Jorge Luís Borges, O Alepf
Este mundo é cheio de paradoxos. Entre muitos, um deles foi até há pouco tempo remetido para as catacumbas do desconhecido e do indecifrável. Refiro-me ao paradoxo EPR ou paradoxo de Einstein-Podolsky-Rosen, base do abismo profundo que tem separado até aos nossos dias a Relatividade Geral da Mecânica Quântica.
No seu âmago residem duas concepções do mundo: uma ligada ao macrocosmo, a outra inerente ao microcosmo, ambas mantendo razões, pontos de vista e instrumentos de análise irredutivelmente próprios que não permitem conciliações teóricas e práticas, cada uma descrevendo o seu mundo à sua maneira. E ambas funcionando correctamente dadas as circunstâncias certas. Aliás a mecânica newtoniana continua a singrar nos domínios do aeroespacial e dos jogos de guerra.

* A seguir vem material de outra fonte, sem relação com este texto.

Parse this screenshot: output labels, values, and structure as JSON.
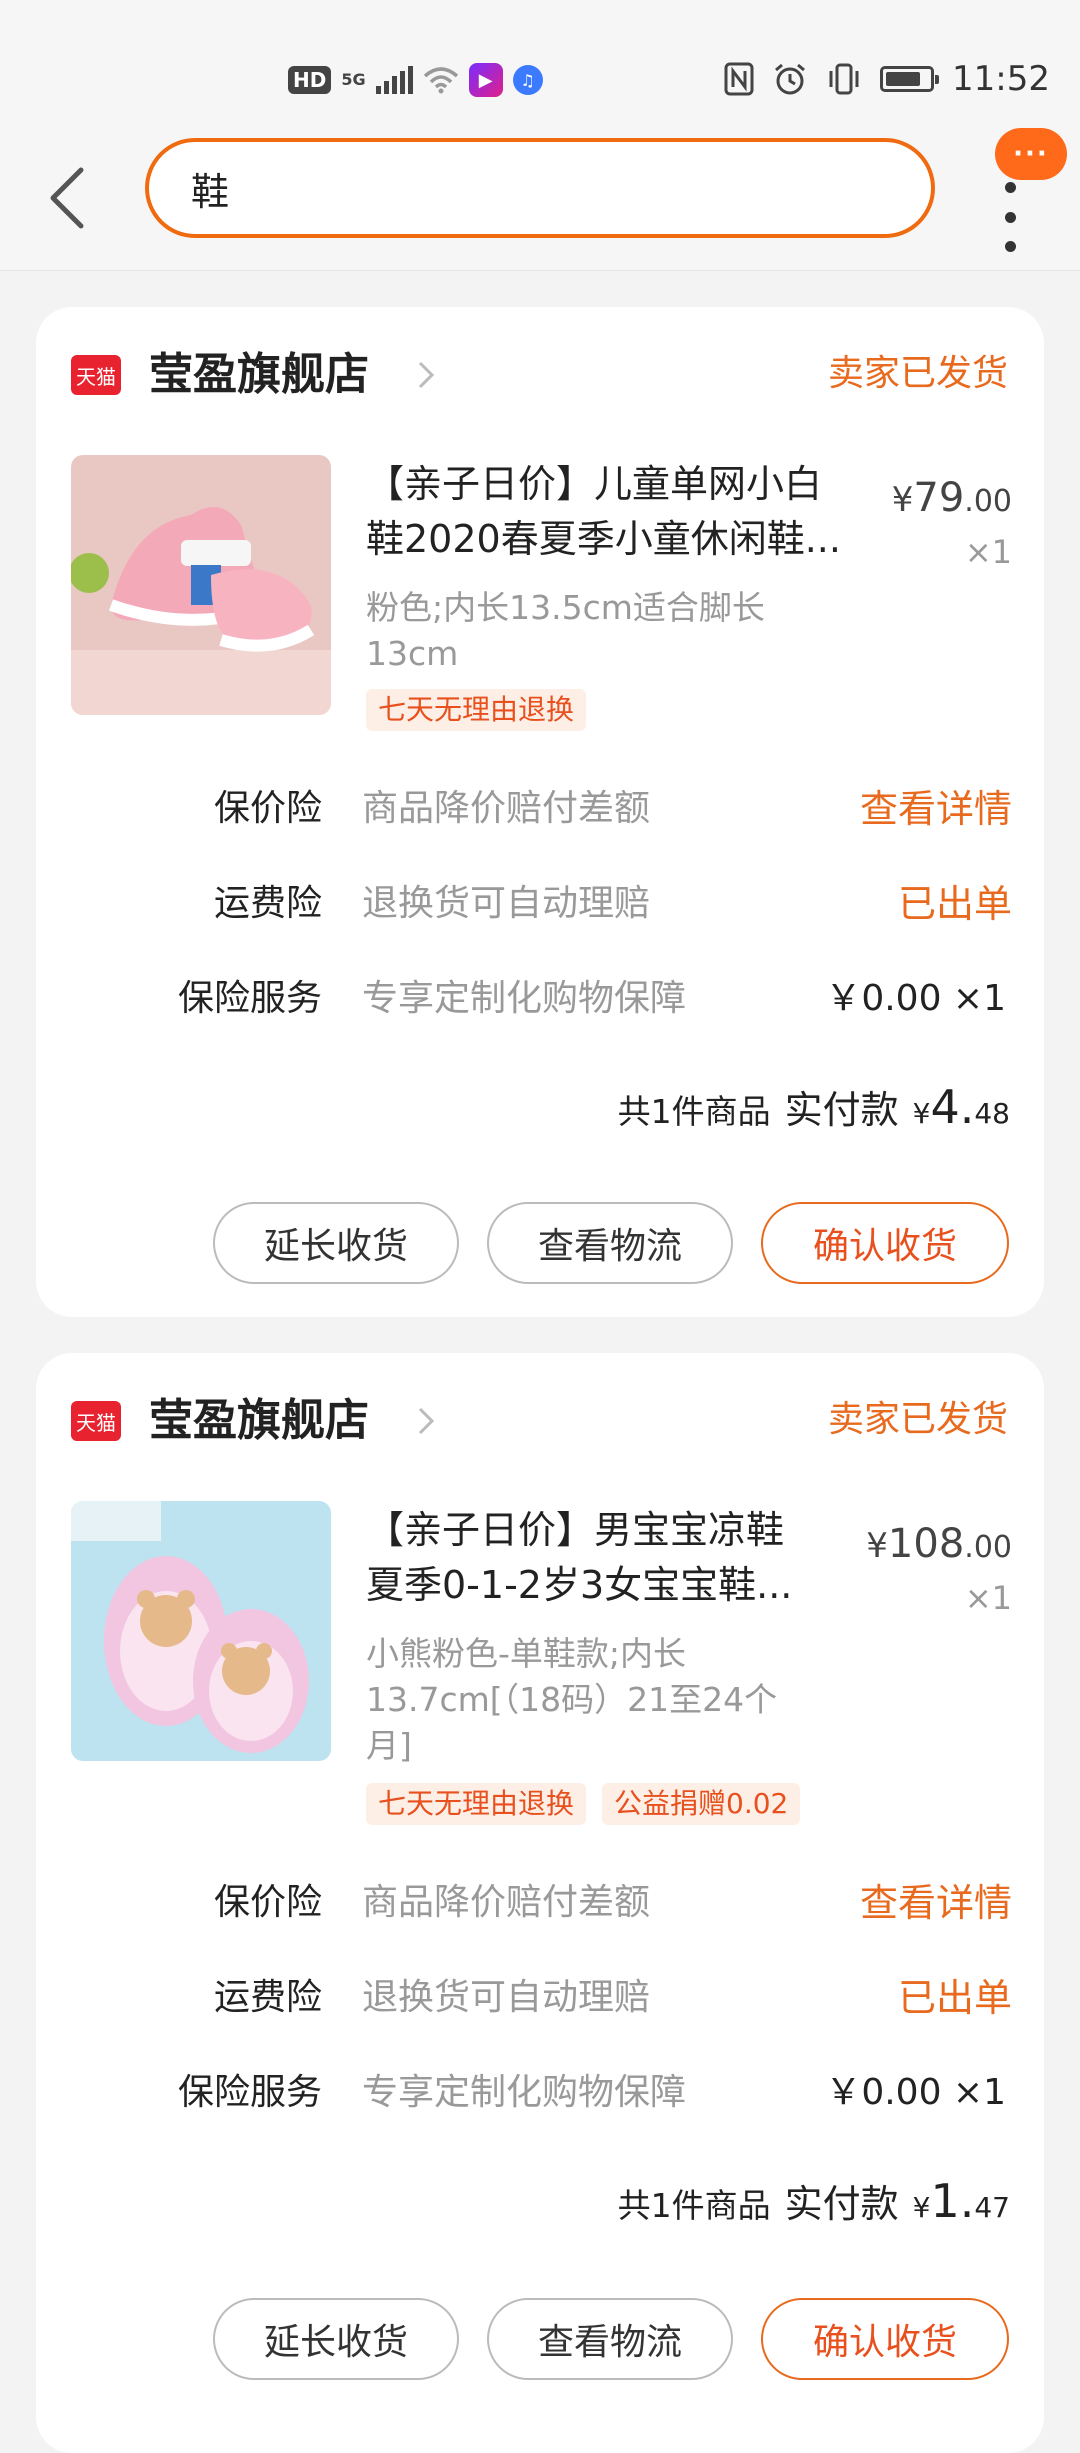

Um dos pressupostos que as manteve afastadas era a ideia da existência do fenómeno de emaranhamento quântico que implicava a transferência de informação a velocidades instantâneas, supralumínicas, que colidiam com o limite imposto pela velocidade da luz de 299.792.458 metros/segundo. A interpretação da mecânica quântica da Escola de Copenhaga no que dizia respeito ao fenómeno do colapso da onda em partícula, implicava a existência de um “entanglement” ou emaranhamento instantâneo em todo o espaço.
Outro pressuposto envolvia a natureza da gravidade como força. Depois da concepção einsteiniana do espaço-tempo como um corpo de molusco, formado por curvaturas modeladas pelas titânicas massas dos corpos celestes, alguns como os buracos negros que tudo avassalam, outros que definem e mantêm a estabilidade das órbitas planetárias dos sistemas estelares, a cosmologia parecia assentar de forma segura numa descrição plausível e bela que de vez retirava do palco o éter, o espaço e o tempo absolutos e infinitos newtonianos. Contudo, nunca se encontrou um suporte para esta força, uma partícula, um bosão que a carregasse e transmitisse. Era absolutamente necessário à sua perseveração e consistência.
Contudo Schrodinger, com a sua célebre equação de onda, tratava o tempo de forma clássica estabelecendo que o tempo na mecânica quântica não é relativisticamente invariante, definindo que no colapso de onda existe claramente na sua descrição um “antes” e um “depois”, assunto que posteriormente em 1926 foi estabelecido matematicamente por Klein e Gordon, conhecido como o operador de Alembert, que estabelece uma relação entre energia, momento e massa dado pela equação:
E² = c²p² + m²c𑇕
(E a energia total de um objecto, p o momento, m a massa e c a velocidade da luz)
Para quem tem alguma noção básica de matemática, verá na resolução desta equação um aspecto dual em resultado do valor da raiz quadrada, aspecto dual que não está presente na resolução da equação de Schrodinger. Significa que o valor de onda assume uma propagação de ondas retardadas que se propagam de forma retardada no tempo (do passado para o futuro), e por outro lado, também se propagam em ondas avançadas que o fazem retroactivamente no tempo (do futuro para o passado). No caso vertente a equação de Schrodinger só apresentava uma solução de onda retardada, que vem do passado para o futuro.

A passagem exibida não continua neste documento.